テッテレー。
謎のポケモントレーナー・ナギがパーティに加わりました!
「……いやいや、本当にこれで良いのか俺」
「別に良いじゃないか、カナタ。旅は道連れ世は情け、とよく言うだろう?」
トウカの森で出会った思春期トレーナーことナギと別れてカナズミシティを目指そうとしたカナタだったが、「カナズミシティか……ここで会ったのも何かの縁。私の目的地でもあるヒワマキシティまでの間、私も旅に同行しても良いか?」というナギのいきなりの提案に動揺と混乱を余儀なくされていた。
男性の旅に女性が同行するというだけでも結構な問題だ。旅の途中で何か間違いが起こらないとも限らない。――しかも、ナギはそこら辺の女性よりも美人でスタイルが良い。別にカナタが性欲に塗れた野獣だとか言うつもりはないが、それでもお年頃なので意識するなと言われると凄く難しい。
つまり。
ナギとカナタの旅は凄く問題が多すぎる、という事だ。
うーん、と腕を組んで首をかしげるカナタ。彼の肩の上で彼と同じように首を傾げているキモリがなんとも可愛らしい。

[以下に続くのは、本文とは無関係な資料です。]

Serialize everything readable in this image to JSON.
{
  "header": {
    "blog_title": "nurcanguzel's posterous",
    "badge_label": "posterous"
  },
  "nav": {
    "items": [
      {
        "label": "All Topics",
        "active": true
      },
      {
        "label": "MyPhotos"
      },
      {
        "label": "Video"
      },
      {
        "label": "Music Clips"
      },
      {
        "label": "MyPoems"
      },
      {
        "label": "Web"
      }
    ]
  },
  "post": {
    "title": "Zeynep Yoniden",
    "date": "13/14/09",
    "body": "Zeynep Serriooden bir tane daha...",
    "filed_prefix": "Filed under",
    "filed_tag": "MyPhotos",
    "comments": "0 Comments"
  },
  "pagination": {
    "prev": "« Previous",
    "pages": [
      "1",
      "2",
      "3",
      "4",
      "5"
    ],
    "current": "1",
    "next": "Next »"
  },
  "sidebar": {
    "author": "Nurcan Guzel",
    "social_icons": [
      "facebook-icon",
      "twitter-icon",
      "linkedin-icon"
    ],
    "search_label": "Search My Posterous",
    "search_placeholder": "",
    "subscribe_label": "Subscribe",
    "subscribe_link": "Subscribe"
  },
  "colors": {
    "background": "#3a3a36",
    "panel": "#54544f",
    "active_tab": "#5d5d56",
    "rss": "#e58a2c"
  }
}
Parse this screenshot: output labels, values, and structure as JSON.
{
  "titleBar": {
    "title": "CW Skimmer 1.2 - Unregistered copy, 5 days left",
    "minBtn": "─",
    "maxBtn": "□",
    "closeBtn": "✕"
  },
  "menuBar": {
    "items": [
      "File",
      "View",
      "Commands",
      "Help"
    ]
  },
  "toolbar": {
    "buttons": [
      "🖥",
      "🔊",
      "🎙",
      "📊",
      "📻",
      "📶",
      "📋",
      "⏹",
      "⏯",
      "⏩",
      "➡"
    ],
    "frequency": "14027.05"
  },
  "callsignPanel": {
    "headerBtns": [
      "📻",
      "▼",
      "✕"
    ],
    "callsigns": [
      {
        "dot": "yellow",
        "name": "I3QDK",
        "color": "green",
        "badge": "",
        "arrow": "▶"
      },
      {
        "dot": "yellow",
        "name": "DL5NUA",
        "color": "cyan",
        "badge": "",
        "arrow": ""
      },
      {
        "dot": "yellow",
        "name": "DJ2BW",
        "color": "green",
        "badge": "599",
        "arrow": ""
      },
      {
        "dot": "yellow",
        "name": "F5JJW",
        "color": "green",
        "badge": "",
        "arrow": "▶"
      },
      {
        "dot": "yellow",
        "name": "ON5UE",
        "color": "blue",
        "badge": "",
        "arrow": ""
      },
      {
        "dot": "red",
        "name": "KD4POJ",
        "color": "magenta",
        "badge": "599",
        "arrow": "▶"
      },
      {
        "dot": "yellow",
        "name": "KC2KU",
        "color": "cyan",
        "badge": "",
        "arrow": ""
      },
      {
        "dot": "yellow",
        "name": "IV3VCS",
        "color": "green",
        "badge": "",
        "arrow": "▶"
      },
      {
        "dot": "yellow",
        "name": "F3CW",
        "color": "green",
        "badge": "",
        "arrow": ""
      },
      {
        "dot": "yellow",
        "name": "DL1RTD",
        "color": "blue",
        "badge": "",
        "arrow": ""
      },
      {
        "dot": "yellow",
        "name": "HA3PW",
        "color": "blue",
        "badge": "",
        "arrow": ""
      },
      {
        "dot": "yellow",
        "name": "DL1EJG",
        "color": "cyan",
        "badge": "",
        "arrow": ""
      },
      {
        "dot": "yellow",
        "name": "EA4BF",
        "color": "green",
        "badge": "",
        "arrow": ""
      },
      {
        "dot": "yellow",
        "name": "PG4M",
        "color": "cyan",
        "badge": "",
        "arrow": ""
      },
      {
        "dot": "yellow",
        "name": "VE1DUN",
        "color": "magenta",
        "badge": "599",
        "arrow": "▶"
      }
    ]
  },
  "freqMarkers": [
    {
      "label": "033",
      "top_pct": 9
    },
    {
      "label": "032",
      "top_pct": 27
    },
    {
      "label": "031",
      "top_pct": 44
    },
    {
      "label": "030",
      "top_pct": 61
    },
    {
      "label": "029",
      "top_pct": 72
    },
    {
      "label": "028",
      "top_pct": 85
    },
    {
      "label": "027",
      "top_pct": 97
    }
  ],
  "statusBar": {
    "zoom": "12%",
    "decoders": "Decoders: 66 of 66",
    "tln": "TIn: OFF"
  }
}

どうすりゃいいんだろう? と必死に考えるカナタの肩をナギは優しく叩き、
「因みに、私は初物だぞ?」
「このタイミングで悩みの種増やしてんじゃねえよ」
☆☆☆
「トウカの森を抜けるのにはコツがいるからな。私が出口まで連れて行ってやろう」
「あ、はい。ありがとうございます」
意気揚々と先頭を行くナギに軽く頭を下げ、カナタは「やっと外に出られるぞーっ!」とキモリと共に空に向かって右手を掲げた。二日前に貰ったばかりという話だが、今の時点でかなりカナタに懐いている。これはポケモンリーグに出場するまでには命令無しで行動してくれるほどの懐き具合を実現してくれるかもしれない。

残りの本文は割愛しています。